AMPH induced DA efflux after αMPT treatment is diminished in older R6/2 mice. (A) Representative data from a 6-week old WT mouse. Slices were treated with 50 µM αMPT until the stimulated DA release peak disappeared. The slice was then exposed to 20 µM AMPH for 25 minutes and [DA]_AMPH was measured. The last 20 minutes of AMPH treatment are shown in this particular plot. A CV is provided at peak release and confirms the presence of DA. Stimulated release plots collected every 10 minutes are shown for clarity. (B) AMPH induced DA efflux was not significantly different between 6-week old R6/2 and WT brain slices (p > 0.05; n = 5 R6/2 and 3 WT mice). [DA]_AMPH was significantly decreased in slices from 12-week old R6/2 mice compared to those from age-matched WT control mice (*p < 0.05; n = 5 R6/2 mice and 4 WT mice).

Figure 4

Reserve pool vesicles are depleted in 12-week old R6/2 mice.

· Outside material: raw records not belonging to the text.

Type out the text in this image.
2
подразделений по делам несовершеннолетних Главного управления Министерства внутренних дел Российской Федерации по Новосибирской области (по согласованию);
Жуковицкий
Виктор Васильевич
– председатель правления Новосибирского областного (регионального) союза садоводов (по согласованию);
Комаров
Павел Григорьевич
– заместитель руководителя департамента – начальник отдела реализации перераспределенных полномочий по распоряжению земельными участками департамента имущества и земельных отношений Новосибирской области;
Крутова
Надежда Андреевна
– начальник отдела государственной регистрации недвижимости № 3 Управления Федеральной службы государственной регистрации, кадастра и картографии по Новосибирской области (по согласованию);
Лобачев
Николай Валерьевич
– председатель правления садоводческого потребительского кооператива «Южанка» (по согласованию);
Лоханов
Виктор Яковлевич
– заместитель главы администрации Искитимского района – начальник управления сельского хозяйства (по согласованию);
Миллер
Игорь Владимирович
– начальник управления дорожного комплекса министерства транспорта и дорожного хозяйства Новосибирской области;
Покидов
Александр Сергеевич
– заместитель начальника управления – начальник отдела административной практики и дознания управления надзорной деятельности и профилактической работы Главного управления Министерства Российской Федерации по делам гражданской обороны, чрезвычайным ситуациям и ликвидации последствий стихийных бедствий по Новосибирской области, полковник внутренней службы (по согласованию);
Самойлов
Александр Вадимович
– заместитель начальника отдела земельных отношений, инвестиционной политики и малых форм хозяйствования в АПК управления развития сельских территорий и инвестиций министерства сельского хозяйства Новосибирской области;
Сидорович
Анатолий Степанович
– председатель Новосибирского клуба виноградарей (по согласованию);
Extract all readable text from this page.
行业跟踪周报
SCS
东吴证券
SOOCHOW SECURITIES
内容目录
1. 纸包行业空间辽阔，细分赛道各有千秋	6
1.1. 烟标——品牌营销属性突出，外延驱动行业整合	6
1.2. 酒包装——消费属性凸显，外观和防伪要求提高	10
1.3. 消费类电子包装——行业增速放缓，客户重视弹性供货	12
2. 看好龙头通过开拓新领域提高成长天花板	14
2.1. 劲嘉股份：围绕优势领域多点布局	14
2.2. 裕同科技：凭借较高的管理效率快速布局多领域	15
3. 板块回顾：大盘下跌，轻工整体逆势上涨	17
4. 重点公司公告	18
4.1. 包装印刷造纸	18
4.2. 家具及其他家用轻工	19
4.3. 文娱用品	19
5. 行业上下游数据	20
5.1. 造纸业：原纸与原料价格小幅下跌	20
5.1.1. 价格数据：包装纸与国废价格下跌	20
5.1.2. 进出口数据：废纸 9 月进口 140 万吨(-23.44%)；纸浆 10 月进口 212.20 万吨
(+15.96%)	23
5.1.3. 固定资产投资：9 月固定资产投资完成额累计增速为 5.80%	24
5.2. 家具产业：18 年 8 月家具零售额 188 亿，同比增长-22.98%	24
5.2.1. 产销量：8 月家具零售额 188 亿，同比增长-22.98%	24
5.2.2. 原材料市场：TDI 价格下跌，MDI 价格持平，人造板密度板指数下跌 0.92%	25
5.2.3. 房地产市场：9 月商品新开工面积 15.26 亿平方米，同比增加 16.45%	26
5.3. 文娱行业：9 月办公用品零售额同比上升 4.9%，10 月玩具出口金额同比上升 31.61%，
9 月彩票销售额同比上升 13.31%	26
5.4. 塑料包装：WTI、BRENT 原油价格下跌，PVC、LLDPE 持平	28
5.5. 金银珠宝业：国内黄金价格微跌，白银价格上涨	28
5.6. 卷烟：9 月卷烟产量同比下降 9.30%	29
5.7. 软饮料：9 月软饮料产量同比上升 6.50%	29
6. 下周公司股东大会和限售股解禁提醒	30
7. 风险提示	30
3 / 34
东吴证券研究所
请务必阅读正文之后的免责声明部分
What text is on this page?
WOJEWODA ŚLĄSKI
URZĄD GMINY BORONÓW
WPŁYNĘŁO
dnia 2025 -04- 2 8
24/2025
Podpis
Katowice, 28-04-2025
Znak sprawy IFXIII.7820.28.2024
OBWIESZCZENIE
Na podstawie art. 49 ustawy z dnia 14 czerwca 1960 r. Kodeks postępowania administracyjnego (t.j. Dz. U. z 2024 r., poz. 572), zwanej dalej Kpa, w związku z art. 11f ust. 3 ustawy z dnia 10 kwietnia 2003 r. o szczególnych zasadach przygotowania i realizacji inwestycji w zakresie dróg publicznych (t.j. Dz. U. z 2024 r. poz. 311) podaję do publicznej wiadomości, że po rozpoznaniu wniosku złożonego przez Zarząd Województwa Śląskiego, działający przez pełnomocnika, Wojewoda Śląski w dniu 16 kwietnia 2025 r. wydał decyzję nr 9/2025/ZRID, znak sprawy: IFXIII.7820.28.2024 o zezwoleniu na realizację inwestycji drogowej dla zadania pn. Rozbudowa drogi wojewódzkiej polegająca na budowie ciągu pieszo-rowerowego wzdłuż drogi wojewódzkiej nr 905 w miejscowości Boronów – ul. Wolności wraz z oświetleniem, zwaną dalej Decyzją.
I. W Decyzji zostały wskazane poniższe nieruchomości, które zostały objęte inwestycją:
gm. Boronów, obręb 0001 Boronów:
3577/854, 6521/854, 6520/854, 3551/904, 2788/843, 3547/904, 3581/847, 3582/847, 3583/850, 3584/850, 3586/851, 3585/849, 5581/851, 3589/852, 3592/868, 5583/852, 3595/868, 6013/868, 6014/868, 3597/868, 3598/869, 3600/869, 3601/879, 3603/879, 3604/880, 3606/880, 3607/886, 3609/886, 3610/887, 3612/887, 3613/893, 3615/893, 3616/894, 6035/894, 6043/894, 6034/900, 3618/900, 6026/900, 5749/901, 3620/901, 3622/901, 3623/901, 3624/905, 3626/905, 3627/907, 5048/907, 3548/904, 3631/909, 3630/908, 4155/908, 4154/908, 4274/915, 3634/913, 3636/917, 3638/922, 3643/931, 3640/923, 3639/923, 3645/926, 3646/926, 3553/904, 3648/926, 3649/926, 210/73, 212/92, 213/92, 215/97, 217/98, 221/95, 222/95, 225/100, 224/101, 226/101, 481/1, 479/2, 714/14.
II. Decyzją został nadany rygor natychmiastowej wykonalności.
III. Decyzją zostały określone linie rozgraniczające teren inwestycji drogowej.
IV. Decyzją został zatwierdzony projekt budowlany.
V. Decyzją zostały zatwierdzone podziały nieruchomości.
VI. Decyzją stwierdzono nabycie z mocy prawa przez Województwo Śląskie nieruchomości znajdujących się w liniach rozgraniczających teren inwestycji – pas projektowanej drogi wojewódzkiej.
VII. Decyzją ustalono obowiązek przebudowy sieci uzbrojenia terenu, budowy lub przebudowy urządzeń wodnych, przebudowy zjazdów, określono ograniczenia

Slices were treated with 50 µM αMPT while applying a 4 ms duration single-pulse electrical stimulus every 5 minutes. Once the stimulated DA release peak disappeared, 20 µM COC was added to the brain slice and the application of stimulus pulses continued. Stimulated DA release was measured by FSCV. (A) Representative data from R6/2 and WT slices. Reserve pool mobilization by COC resulted in measurable stimulated DA release. Stimulated release plots collected immediately after the addition of αMPT and the disappearance of the DA release peak have been omitted in this figure for clarity. (B) Pooled data from R6/2 and WT mice. Each data point represents the average value (± SEM) of [DA]_stim obtained from 5 R6/2 mice and 6 WT mice. The maximum peak amplitudes obtained in R6/2 and WT slices were not significantly different.